You may well ask yourself, “Sounds good — but do these sets carry any extras?” Yes, they do. Not only do we get the complete first and second seasons, but the four hour-long episodes that aired on television from late 1960 to early 1961 (which are often regarded as a withered third season) are also included here. The Complete First Season houses “El Bandido” and “Adios, El Cuchillo” (from 1960), while The Complete Second Season brings us the final black-and-white adventures with Guy Williams, “The Postponed Wedding” and “Auld Acquaintance” from 1961.
Also included as bonus features with these sets are new introductions by the one-and-only Leonard Maltin. As chipper as he ever was, Maltin appears at the beginning of each set to give us a little insight into Disney’s Zorro legacy. Several featurettes (“The Life And Legend Of Zorro,” “Behind The Mask,” and “A Trip To The Archives”) bring Guy Williams, Jr. into the mix to talk about his late father’s television legacy, along with stuntman Buddy Van Horn, actress Suzanne Lloyd, and historian/host Maltin. A clip from the Season Four Disneyland episode, “The Fourth Anniversary Show” (1957) once again places Guy Williams in his full Zorro regalia.
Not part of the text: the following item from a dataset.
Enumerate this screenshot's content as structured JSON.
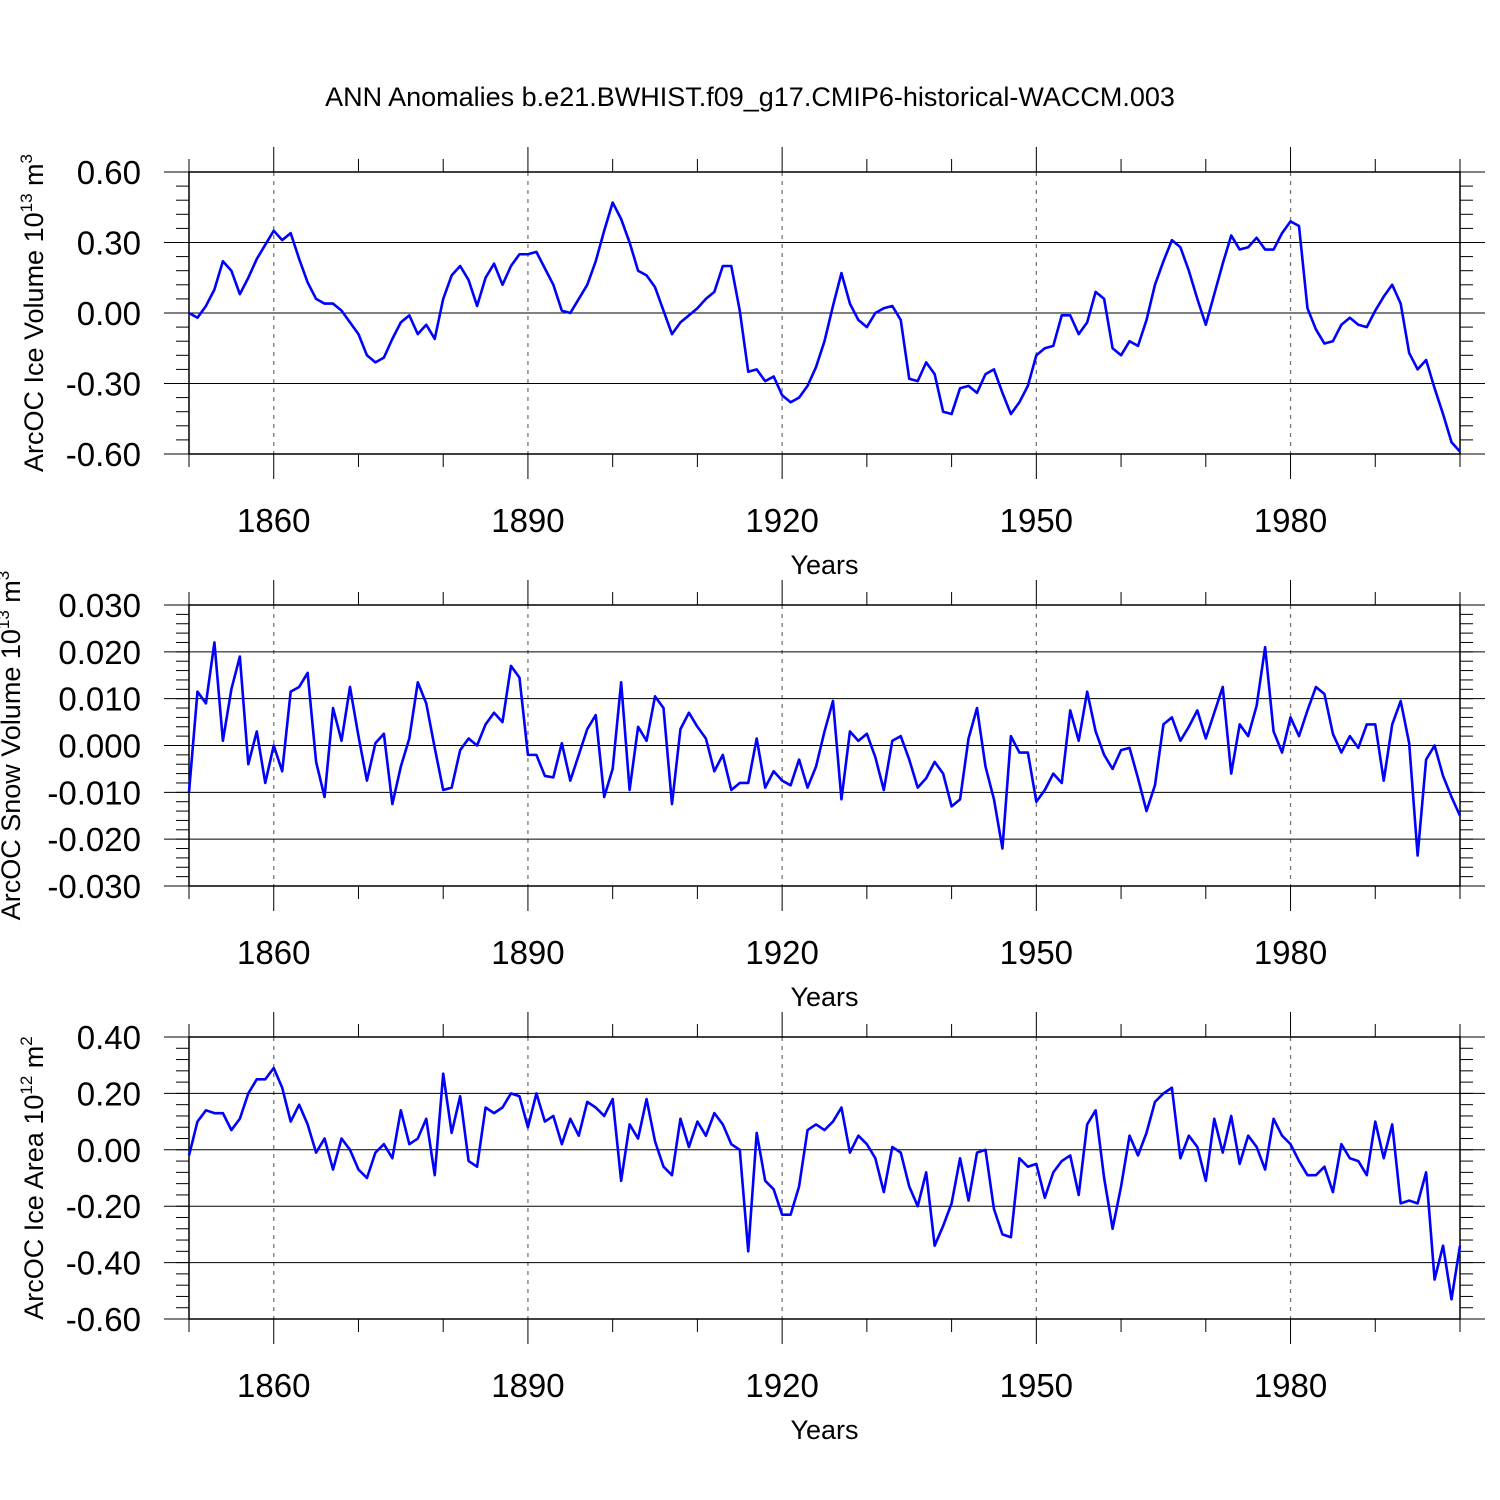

Rounding out the special features in these sets are some booklets, Disney promos, certificates of authenticity (there are only 30,000 of each of these in print, kiddos — so get ‘em while you can!), and a couple of collectible pins. In short: these two sets are perfect for collectors and Zorro fans alike (and they’re much easier to stomach than the last Antonio Banderas flick).